February 2023 summary

February started with the Fed raising rates by 25 basis points (0.25%) despite strong data that inflation has eased. The 0.25% hike is smaller than the 0.75% and 0.50% hikes over the past year and reflects the Fed’s notion that while inflation may be cooling, it’s still high and the labor market is still relatively strong. The February inflation report showed inflation at levels that were higher than expected which sent market sentiment downward and spreads up. US and global government yields were higher in February and US credit spreads widened modestly with the narrative being that rates will need to remain at higher levels for longer.  

Despite the poor investment returns from down equity markets and rising fixed income yields and spreads, pension plan sponsors most likely saw increases to funded status due to liabilities that declined more than investment portfolios.
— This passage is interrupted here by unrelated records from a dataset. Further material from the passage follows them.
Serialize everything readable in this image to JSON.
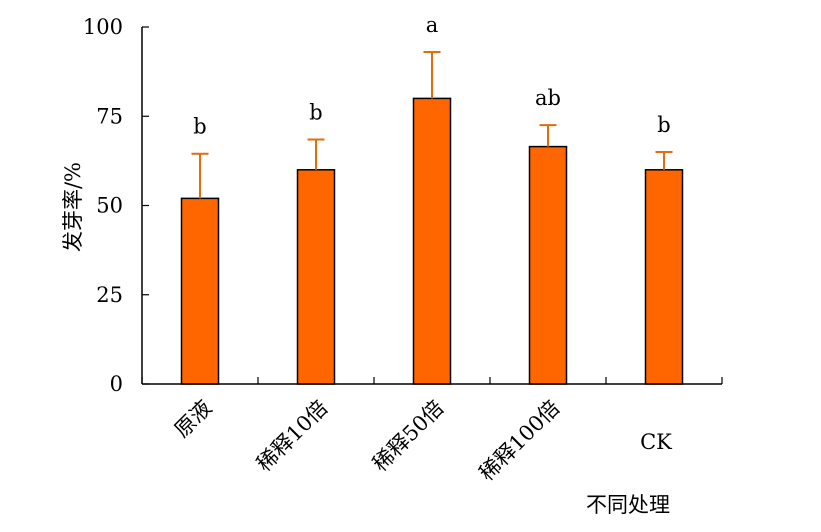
{
  "chart_data": {
    "type": "bar",
    "categories": [
      "原液",
      "稀释10倍",
      "稀释50倍",
      "稀释100倍",
      "CK"
    ],
    "values": [
      52,
      60,
      80,
      66.5,
      60
    ],
    "error_upper": [
      64.5,
      68.5,
      93,
      72.5,
      65
    ],
    "significance": [
      "b",
      "b",
      "a",
      "ab",
      "b"
    ],
    "xlabel": "不同处理",
    "ylabel": "发芽率/%",
    "ylim": [
      0,
      100
    ],
    "yticks": [
      "0",
      "25",
      "50",
      "75",
      "100"
    ],
    "legend": "none",
    "grid": false
  },
  "colors": {
    "bar_fill": "#ff6600",
    "bar_stroke": "#000000",
    "error_bar": "#e46c0a",
    "axis": "#000000"
  }
}
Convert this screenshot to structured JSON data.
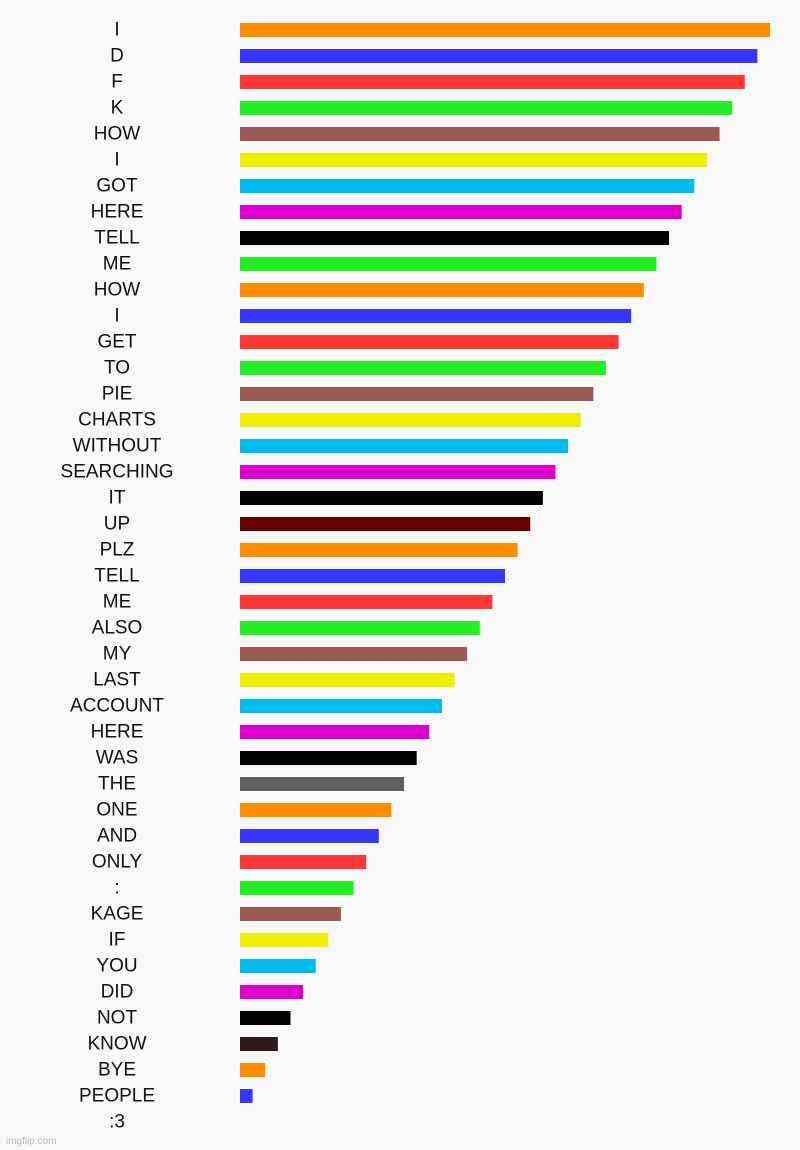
{
  "chart_data": {
    "type": "bar",
    "orientation": "horizontal",
    "categories": [
      "I",
      "D",
      "F",
      "K",
      "HOW",
      "I",
      "GOT",
      "HERE",
      "TELL",
      "ME",
      "HOW",
      "I",
      "GET",
      "TO",
      "PIE",
      "CHARTS",
      "WITHOUT",
      "SEARCHING",
      "IT",
      "UP",
      "PLZ",
      "TELL",
      "ME",
      "ALSO",
      "MY",
      "LAST",
      "ACCOUNT",
      "HERE",
      "WAS",
      "THE",
      "ONE",
      "AND",
      "ONLY",
      ":",
      "KAGE",
      "IF",
      "YOU",
      "DID",
      "NOT",
      "KNOW",
      "BYE",
      "PEOPLE",
      ":3"
    ],
    "values": [
      42,
      41,
      40,
      39,
      38,
      37,
      36,
      35,
      34,
      33,
      32,
      31,
      30,
      29,
      28,
      27,
      26,
      25,
      24,
      23,
      22,
      21,
      20,
      19,
      18,
      17,
      16,
      15,
      14,
      13,
      12,
      11,
      10,
      9,
      8,
      7,
      6,
      5,
      4,
      3,
      2,
      1,
      0
    ],
    "colors": [
      "#ff8c00",
      "#3636ff",
      "#ff3636",
      "#26ee26",
      "#9c5a56",
      "#eeee00",
      "#00bbf0",
      "#dd00cc",
      "#000000",
      "#26ee26",
      "#ff8c00",
      "#3636ff",
      "#ff3636",
      "#26ee26",
      "#9c5a56",
      "#eeee00",
      "#00bbf0",
      "#dd00cc",
      "#000000",
      "#660000",
      "#ff8c00",
      "#3636ff",
      "#ff3636",
      "#26ee26",
      "#9c5a56",
      "#eeee00",
      "#00bbf0",
      "#dd00cc",
      "#000000",
      "#5e5e5e",
      "#ff8c00",
      "#3636ff",
      "#ff3636",
      "#26ee26",
      "#9c5a56",
      "#eeee00",
      "#00bbf0",
      "#dd00cc",
      "#000000",
      "#2e1a1a",
      "#ff8c00",
      "#3636ff",
      "#ff8c00"
    ],
    "title": "",
    "xlabel": "",
    "ylabel": "",
    "xlim": [
      0,
      42
    ],
    "grid": false,
    "legend": "none"
  },
  "watermark": "imgflip.com"
}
The amount of the increase will largely be dependent on the allocation of assets with larger increases associated with larger allocations to equities.

Discount rates & asset returns

FTSE pension discount rate index last 12 months

Source: FTSE Pension Liability Index

Discount rates rose in February, with the FTSE pension discount curve finishing the month slightly over 5.00% matching levels from year-end 2022. The FTSE curve is up nearly 1.7% over a one-year timeframe but still below the 2022 high of 5.51%.

February 2023 investment returns (%)

Source: Morningstar

Equity returns were negative in February for most countries and sectors. The US 10-year Treasury yield ended February at 3.92% as markets priced in more monetary tightening, which led to negative returns for fixed income. Spreads widened modestly over the month besides high yield corporate spreads. The US dollar gained 2.86%, the first month of positive returns since September.